Looking back at the entrance to the parking lot. It may seem pretty bare, but when you compare it to the real proper entrance --- coming in a few days --- it's ... yeah, pretty bare.

Lakeside Speedway: for a half-century this former baseball park became one of the lead Midget Auto Racing tracks. (The cars are midgets, not the drivers.) Track and park owner Rhoda Krasner closed it after a 1988 accident that killed one spectator and injured a dozen others. Since then it's stood there abandoned. We understood looking at it that it was abandoned, but had no idea what its history was like when we visited.

The Phantom Pavilion, one of the southernmost pavilions in the park.

And look at that ticket booth! You don't see a ticket booth? It's that structure that looks like something from a Fleischer Superman, or a Batman The Animated Series, cartoon, in front of the Ferris wheel there.

The side of the Auto Skooter, the bumper car ride. Are you starting to see the glory of Lakeside Park here?

Curved wall with built-in park benches, and beyond that, the tower for the miniature train station, and the radio tower from which the park, in the early 20th century, would transmit music.

And now here's the front of the Auto Skooter ride.

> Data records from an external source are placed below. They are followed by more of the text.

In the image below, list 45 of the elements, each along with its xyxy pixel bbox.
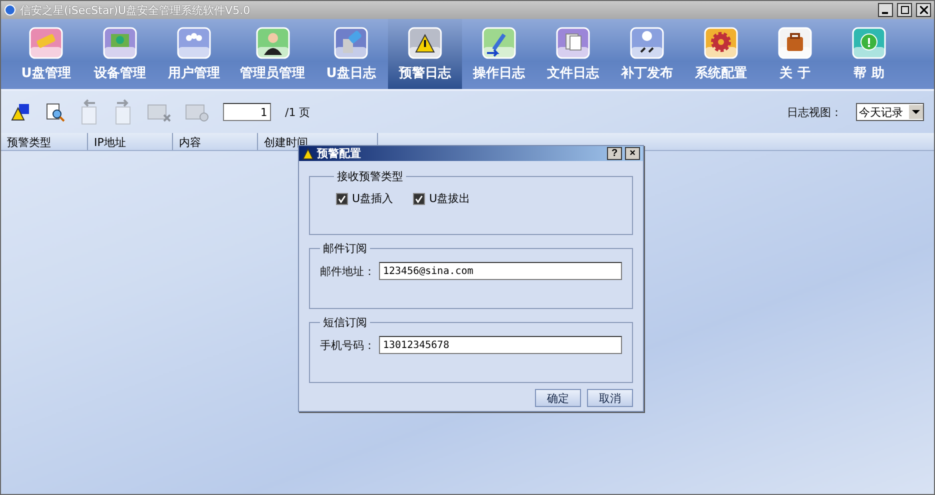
nav-tab[interactable]: 操作日志 xyxy=(462,19,536,89)
window-title: 信安之星(iSecStar)U盘安全管理系统软件V5.0 xyxy=(20,2,252,18)
nav-tab[interactable]: 用户管理 xyxy=(157,19,231,89)
page-field[interactable]: 1 xyxy=(223,103,271,121)
dialog-button[interactable]: 确定 xyxy=(535,389,581,407)
nav-label: 系统配置 xyxy=(695,64,747,82)
column-header[interactable]: 内容 xyxy=(173,133,258,150)
dialog-close-button[interactable]: × xyxy=(625,147,640,160)
nav-tab[interactable]: 设备管理 xyxy=(83,19,157,89)
nav-label: 帮 助 xyxy=(854,64,884,82)
nav-label: U盘管理 xyxy=(21,64,71,82)
nav-label: 关 于 xyxy=(780,64,810,82)
alert-checkbox[interactable]: U盘插入 xyxy=(334,190,396,207)
nav-label: 设备管理 xyxy=(94,64,146,82)
phone-field[interactable]: 13012345678 xyxy=(379,336,622,354)
nav-tab[interactable]: 补丁发布 xyxy=(610,19,684,89)
nav-tab[interactable]: 关 于 xyxy=(758,19,832,89)
nav-label: 预警日志 xyxy=(399,64,451,82)
nav-tab[interactable]: U盘日志 xyxy=(314,19,388,89)
log-view-label: 日志视图： xyxy=(787,104,842,120)
dialog-button[interactable]: 取消 xyxy=(587,389,633,407)
nav-label: U盘日志 xyxy=(326,64,376,82)
mail-field[interactable]: 123456@sina.com xyxy=(379,262,622,280)
nav-tab[interactable]: 帮 助 xyxy=(832,19,906,89)
phone-label: 手机号码： xyxy=(320,338,375,352)
column-header[interactable]: 预警类型 xyxy=(1,133,88,150)
page-total: /1 页 xyxy=(285,104,310,120)
nav-tab[interactable]: 管理员管理 xyxy=(231,19,314,89)
group-title: 短信订阅 xyxy=(322,315,368,330)
log-view-dropdown[interactable]: 今天记录 xyxy=(856,103,924,121)
mail-label: 邮件地址： xyxy=(320,264,375,278)
nav-tab[interactable]: 文件日志 xyxy=(536,19,610,89)
nav-label: 操作日志 xyxy=(473,64,525,82)
column-header[interactable]: IP地址 xyxy=(88,133,173,150)
nav-tab[interactable]: U盘管理 xyxy=(9,19,83,89)
group-title: 邮件订阅 xyxy=(322,241,368,256)
nav-label: 管理员管理 xyxy=(240,64,305,82)
help-button[interactable]: ? xyxy=(607,147,622,160)
nav-tab[interactable]: 预警日志 xyxy=(388,19,462,89)
nav-label: 补丁发布 xyxy=(621,64,673,82)
nav-label: 用户管理 xyxy=(168,64,220,82)
nav-label: 文件日志 xyxy=(547,64,599,82)
nav-tab[interactable]: 系统配置 xyxy=(684,19,758,89)
alert-checkbox[interactable]: U盘拔出 xyxy=(411,190,472,207)
group-title: 接收预警类型 xyxy=(336,169,404,184)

One of the midway game ride stands, showing off its great style, even as it's taken damage from the ages.

An aged fountain and the sides of some more midway game stands, plus some of the well-tended hedges and lawns that make the place beautiful.
Trivia: In the election of 1880 Democrats used the number ``329'', representing money James Garfield was accused of earning in stock dividends from the Crédit Mobilier, against his candidacy. 329 would get scrawled as graffiti on buildings, streets, sidewalks. The secretary of agriculture found it written on a beet someone placed on his desk; the secretary of war, on the headboard of his bed. Source: Destiny of the Republic: A Tale of Madness, Medicine, and the Murder of a President, Candice Millard.
Currently Reading: The Definitive Prince Valiant Companion, Compiled by Brian M Kane. Which by the way has taught me how much I didn't know about Prince Valiant. I feel a bit of the fool.